Whether it was out of guilt or hospitality James wasn't sure, but what he had said next surprised even him upon reflection: "Do you wanna maybe… I dunno, get something to eat later in the day?—maybe closer to noon, when I've woken up a little bit? Then I wouldn't mind chatting—"

"I can't," interjected Connor dejectedly. "Really, like I said, this morning was the only time I could really fit a visit with you. I have to drive back to Fort Collins for a meeting at eleven, so I can't really stay long."

"Oh," said James quietly, his spirits falling. "Maybe another time?"

"Would tomorrow at noon work?" asked Connor, pulling out his phone. "Or maybe Tuesday evening? Otherwise… I don't really think I have anymore open times, maybe Friday afternoon…."

"I have work tomorrow," said James, shaking his head. "Tuesday evening I probably could do, though."

"Then it's settled," said Connor, nodding as he pocketed his phone once more. "Sorry I couldn't stay, and sorry again for waking you up so early."

"It's all right," said James, though inside he knew he detested already being up. "Sorry if I was being harsh earlier. Just cranky, that's all."

"Just don't leave me in the cold on Tuesday," Connor said jokingly, his eyes turning to the door. "Well," he said, nodding courteously, "I'll be seeing you then?"

"Yeah," said James, and out of politeness he saw him out the door. He'd waited for Connor to fully descend the stairs and to disappear from his sight before shutting his apartment door once more. He heaved a sigh, returned to the kitchen, picked up his mug, and retreated to his bedroom once more.

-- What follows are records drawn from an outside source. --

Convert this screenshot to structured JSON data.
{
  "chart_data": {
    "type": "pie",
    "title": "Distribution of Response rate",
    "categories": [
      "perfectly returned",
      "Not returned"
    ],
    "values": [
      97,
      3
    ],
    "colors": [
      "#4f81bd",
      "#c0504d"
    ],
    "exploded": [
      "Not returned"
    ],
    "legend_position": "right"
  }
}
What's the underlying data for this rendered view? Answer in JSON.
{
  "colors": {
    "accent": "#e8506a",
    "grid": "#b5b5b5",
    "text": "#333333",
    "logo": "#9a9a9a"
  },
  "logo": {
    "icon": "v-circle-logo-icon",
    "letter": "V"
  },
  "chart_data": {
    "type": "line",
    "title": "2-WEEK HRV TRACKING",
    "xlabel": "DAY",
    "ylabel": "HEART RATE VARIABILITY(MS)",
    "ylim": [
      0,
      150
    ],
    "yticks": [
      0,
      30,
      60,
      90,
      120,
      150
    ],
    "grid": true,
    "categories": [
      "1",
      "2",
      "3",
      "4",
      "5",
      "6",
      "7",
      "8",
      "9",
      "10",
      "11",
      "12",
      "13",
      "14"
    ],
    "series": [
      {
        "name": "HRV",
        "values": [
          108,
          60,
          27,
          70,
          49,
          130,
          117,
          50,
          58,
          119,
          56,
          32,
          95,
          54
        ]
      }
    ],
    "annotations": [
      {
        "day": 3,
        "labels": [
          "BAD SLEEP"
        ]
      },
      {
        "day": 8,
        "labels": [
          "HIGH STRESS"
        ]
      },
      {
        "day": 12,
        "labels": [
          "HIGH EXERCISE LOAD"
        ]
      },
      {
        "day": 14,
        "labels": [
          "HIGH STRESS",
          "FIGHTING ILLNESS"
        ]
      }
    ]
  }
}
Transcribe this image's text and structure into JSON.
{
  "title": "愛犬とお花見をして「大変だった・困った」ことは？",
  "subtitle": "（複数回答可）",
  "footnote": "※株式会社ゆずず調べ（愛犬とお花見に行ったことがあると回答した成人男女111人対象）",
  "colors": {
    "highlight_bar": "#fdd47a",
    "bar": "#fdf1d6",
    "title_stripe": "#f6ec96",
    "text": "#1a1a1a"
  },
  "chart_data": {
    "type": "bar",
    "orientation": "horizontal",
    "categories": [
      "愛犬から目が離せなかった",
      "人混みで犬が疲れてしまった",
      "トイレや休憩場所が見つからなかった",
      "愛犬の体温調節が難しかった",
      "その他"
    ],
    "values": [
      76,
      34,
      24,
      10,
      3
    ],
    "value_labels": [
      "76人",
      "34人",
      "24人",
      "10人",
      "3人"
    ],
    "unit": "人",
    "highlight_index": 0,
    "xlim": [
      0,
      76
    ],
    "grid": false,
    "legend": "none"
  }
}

"What a morning," James said to himself, glancing at the alarm clock at the bedside: Seven thirty. It was still ridiculously early to be awake on a Sunday morning, yet he'd already gone on quite the emotional roller coaster.

Why had he come for him? Had he figured out anything new since their days in high school? There were so many questions racing through his mind, so many unanswered thoughts forming in his consciousness. And there were certainly a lot of uncertainties floating in the air, but James had at least become certain of two things from Connor's surprise visit:

The first, that the barrier he had set up to keep Connor out had indeed weakened since he had erected it.

And the other, that he had indeed felt disappointed when Connor had turned down the lunch plans he'd proposed.